Jacques Chancel - La guerre d'Indochine

  • il y a 8 ans
Interview du 17 décembre 2013.
La nuit attendra est l’un de ses meilleurs livres. Jacques Chancel a attendu longtemps avant de revivre cette nuit terrible de dix mois, suite à l’explosion d’une mine durant la bataille de Dien-Bien-Phu. Il fait revivre cette longue guerre d’Indochine, côté front, côté ivresse (les filles, l’opium), côté intellectuel (lecture de Proust, découverte de Wagner, conversations avec Bodard…) et côté coeur d’un pays qu’il a follement aimé.
Le secret de Jacques Chancel ? Sa curiosité de l’autre, toujours vive, jamais tarie, véritable moteur de toute son existence.

Voici son programme :
- Wagner : L’ouverture de Rienzi
- Mahler : L’adagieto de la symphonie n°5
- Bellini : La Norma (par Maria Callas)
- Kreisler : Liebeslied (par Renaud Capuçon)

Madeleines :
- The Beatles : “Michèle”
- Léo Ferré : “Avec le temps”
- Frank Sinatra : “My way”


Jacques Chancel parle de son livre "La nuit attendra" (Flammarion), à propos de la guerre d'Indochine à laquelle il a participé en tant que journaliste correspondant de guerre, de 19 à 24 ans (1948-1955).
Il a attendu près de 60 ans pour le publier, bien qu'il s'était promis de ne pas en parler.
Cadeau à tous ceux qui ont 20 ans et leurs parents.

Suite à un accident/attentat (une explosion), il a été complètement aveugle pendant 10 mois + 2 mois de convalscence pour recouvrer la vue.

Le plus beau film sur l'Indochine : "A317e section" (de Pierre-Jean Derferre), "La section Andersan" (consacré aux Américains)
"Ce pays, nous l'avons follement aimé."

Il est entré à Radio France Asie, dans l'émission "Le disque du soldat" (diffusion de disques, de messages demandés par des soldats).
De Paris, en France, on ne s'intéressait pas du tout à la guerre d'Indochine, et il sétaient même méprisés par une certaine gauche, par les communistes français, puisque qu'ils étaient en Indochine pour combattre le communisme ("on sortait de tous ces camps d'extermination communistes").
On a compris la guerre d'Indochine, son horreur, son absurdité, au moment de la chute de Dien Bien Phu (7 mai 1954). Tous d'un coup, une France, jusque-là boudeuse, s'est réveillée.
Il est resté jusqu'en 1955, après la fin de la guerre, car il était également corrspondant pour Paris Match. "Et nous avons été mis salement à la porte."
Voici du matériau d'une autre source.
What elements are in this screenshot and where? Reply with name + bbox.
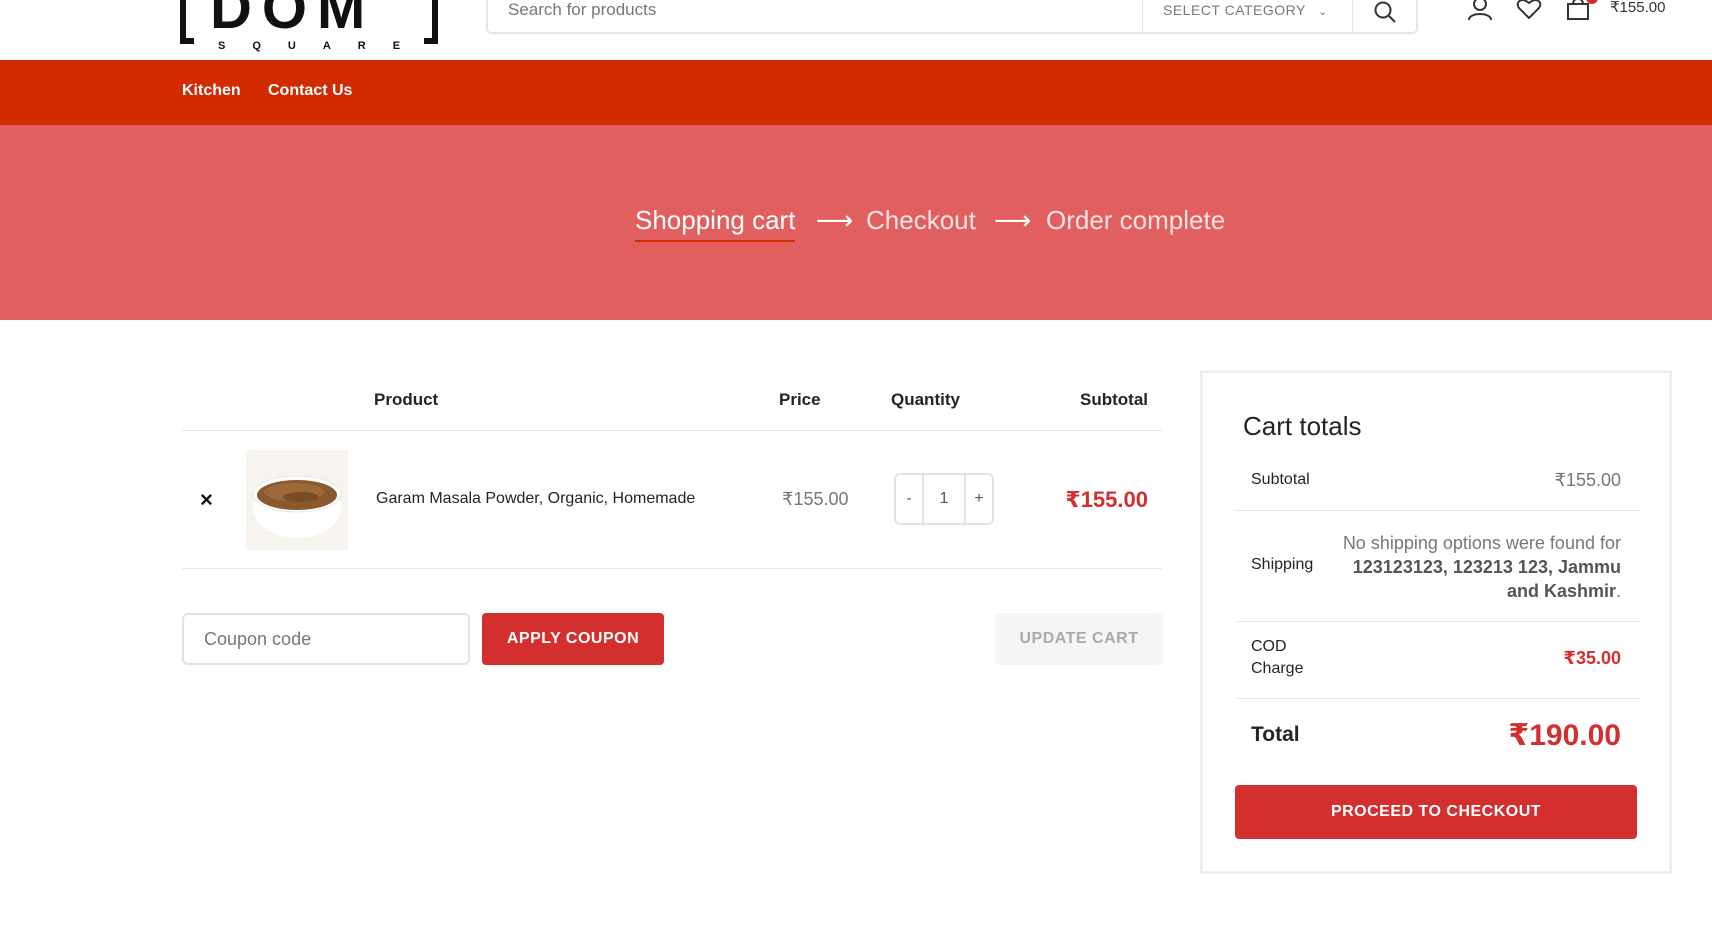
cart-totals-title: Cart totals xyxy=(1243,411,1362,441)
update-cart-button[interactable]: UPDATE CART xyxy=(995,613,1163,665)
nav-item-kitchen[interactable]: Kitchen xyxy=(182,82,241,100)
logo-word: DOM xyxy=(210,0,376,41)
checkout-steps-banner: Shopping cart ⟶ Checkout ⟶ Order complet… xyxy=(0,125,1712,320)
checkout-steps: Shopping cart ⟶ Checkout ⟶ Order complet… xyxy=(0,205,1712,245)
quantity-input[interactable]: 1 xyxy=(924,475,964,523)
cod-charge-label-line1: COD xyxy=(1251,638,1287,655)
subtotal-value: ₹155.00 xyxy=(1554,470,1621,490)
cod-charge-value: ₹35.00 xyxy=(1563,648,1621,668)
shipping-label: Shipping xyxy=(1251,556,1314,573)
proceed-to-checkout-button[interactable]: PROCEED TO CHECKOUT xyxy=(1235,785,1637,839)
product-name-link[interactable]: Garam Masala Powder, Organic, Homemade xyxy=(376,490,695,508)
spice-bowl-image xyxy=(252,475,342,538)
column-header-quantity: Quantity xyxy=(891,390,960,409)
table-divider xyxy=(182,430,1162,431)
cart-totals-panel: Cart totals Subtotal ₹155.00 Shipping No… xyxy=(1200,370,1672,874)
logo-subtitle: SQUARE xyxy=(218,40,428,52)
apply-coupon-button[interactable]: APPLY COUPON xyxy=(482,613,664,665)
site-header: DOM SQUARE SELECT CATEGORY ⌄ xyxy=(0,0,1712,60)
arrow-right-icon: ⟶ xyxy=(994,205,1032,235)
logo-bracket-right xyxy=(424,0,438,44)
column-header-subtotal: Subtotal xyxy=(1080,390,1148,409)
cart-bag-icon[interactable] xyxy=(1566,0,1590,25)
nav-item-contact-us[interactable]: Contact Us xyxy=(268,82,352,100)
quantity-stepper: - 1 + xyxy=(894,473,994,525)
product-thumbnail[interactable] xyxy=(246,450,348,550)
remove-item-icon[interactable]: × xyxy=(200,487,213,513)
category-select-label: SELECT CATEGORY xyxy=(1163,2,1306,18)
shipping-message-text: No shipping options were found for xyxy=(1342,533,1621,553)
header-cart-total[interactable]: ₹155.00 xyxy=(1610,0,1665,16)
step-order-complete: Order complete xyxy=(1046,205,1226,235)
arrow-right-icon: ⟶ xyxy=(816,205,854,235)
subtotal-label: Subtotal xyxy=(1251,471,1310,488)
quantity-decrease-button[interactable]: - xyxy=(896,475,924,523)
shipping-address: 123123123, 123213 123, Jammu and Kashmir xyxy=(1352,557,1621,601)
coupon-code-input[interactable] xyxy=(182,613,470,665)
cod-charge-label-line2: Charge xyxy=(1251,660,1304,677)
totals-divider xyxy=(1235,698,1639,699)
column-header-product: Product xyxy=(374,390,439,409)
chevron-down-icon: ⌄ xyxy=(1318,6,1328,18)
total-value: ₹190.00 xyxy=(1508,719,1621,752)
column-header-price: Price xyxy=(779,390,821,409)
total-label: Total xyxy=(1251,723,1300,746)
account-icon[interactable] xyxy=(1467,0,1493,25)
search-input[interactable] xyxy=(508,0,1108,20)
product-price: ₹155.00 xyxy=(782,489,849,509)
quantity-increase-button[interactable]: + xyxy=(964,475,992,523)
step-checkout[interactable]: Checkout xyxy=(866,205,976,236)
site-logo[interactable]: DOM SQUARE xyxy=(180,0,438,54)
shipping-message: No shipping options were found for 12312… xyxy=(1321,531,1621,603)
totals-divider xyxy=(1235,510,1639,511)
search-icon xyxy=(1374,1,1396,23)
main-nav: Kitchen Contact Us xyxy=(0,60,1712,125)
step-shopping-cart[interactable]: Shopping cart xyxy=(635,205,796,242)
search-bar: SELECT CATEGORY ⌄ xyxy=(486,0,1418,34)
shipping-message-end: . xyxy=(1615,581,1621,601)
search-button[interactable] xyxy=(1352,0,1416,32)
logo-bracket-left xyxy=(180,0,194,44)
wishlist-heart-icon[interactable] xyxy=(1516,0,1542,25)
table-divider xyxy=(182,568,1162,569)
totals-divider xyxy=(1235,621,1639,622)
category-select[interactable]: SELECT CATEGORY ⌄ xyxy=(1142,0,1354,32)
product-subtotal: ₹155.00 xyxy=(1065,487,1148,512)
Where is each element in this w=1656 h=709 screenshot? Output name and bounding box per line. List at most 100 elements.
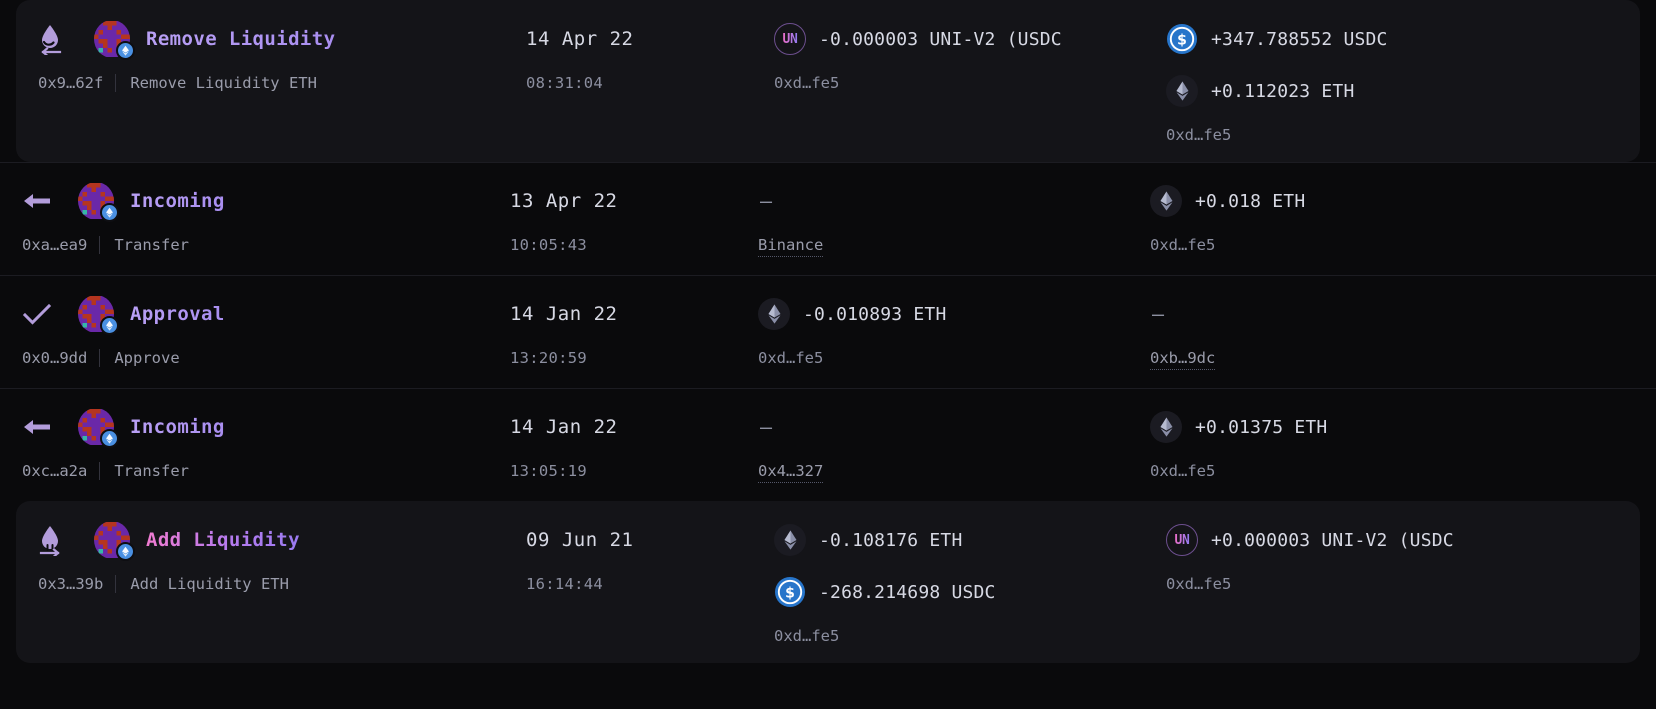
transaction-hash[interactable]: 0xa…ea9 [22, 236, 101, 254]
asset-amount: +0.000003 UNI-V2 (USDC [1211, 529, 1454, 551]
transaction-received-column: — 0xb…9dc [1150, 293, 1620, 370]
asset-line: $ +347.788552 USDC [1166, 18, 1636, 60]
checkmark-approval-icon [22, 297, 64, 331]
transaction-history-list: Remove Liquidity 0x9…62f Remove Liquidit… [0, 0, 1656, 709]
transaction-hash[interactable]: 0x9…62f [38, 74, 117, 92]
transaction-sent-column: -0.010893 ETH 0xd…fe5 [758, 293, 1150, 367]
ethereum-badge-icon [116, 41, 135, 60]
transaction-row[interactable]: Add Liquidity 0x3…39b Add Liquidity ETH … [16, 501, 1640, 663]
asset-line: $ -268.214698 USDC [774, 571, 1166, 613]
transaction-row[interactable]: Remove Liquidity 0x9…62f Remove Liquidit… [16, 0, 1640, 162]
transaction-date: 13 Apr 22 [510, 190, 618, 212]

Lucien Bodard (dit Lulu le Chinois), journaliste pour France Soir, époux de Mag (maitresse du très grand journaliste Lazareff).

Chaque journaliste avait ses armes : Jacques Chancel était avec la Légion étrangère, Lartegui avec les parachutistes, Max Clos (alors journaliste au Monde, futur directeur du Figaro) avec les Marsouins. Chacun avait sa discipline particulière de l'armée.
Lucien Bodard rédigeait des papiers insensés à partir de ce dont il entendait parler, sans même avoir vu ou vérifié quoi que ce soit...
Son grand ami Lou Bonoa, de la famille chinois la plus riche à l'époque : ils possédaient plus de 4 000 villas à Saïgon, et vivaient sur 3 palais (le leur, le Palais des Serviteurs et le Palais des Ancêtres), descendants de mandarins. Gens assez extraordinaires, très cultivés.

Il est originaire de Bigorre, élevé dans la nature, "à la dure" par son père.

- "Michelle" (The Beatles)
- "Avec le temps" (Léo Ferré)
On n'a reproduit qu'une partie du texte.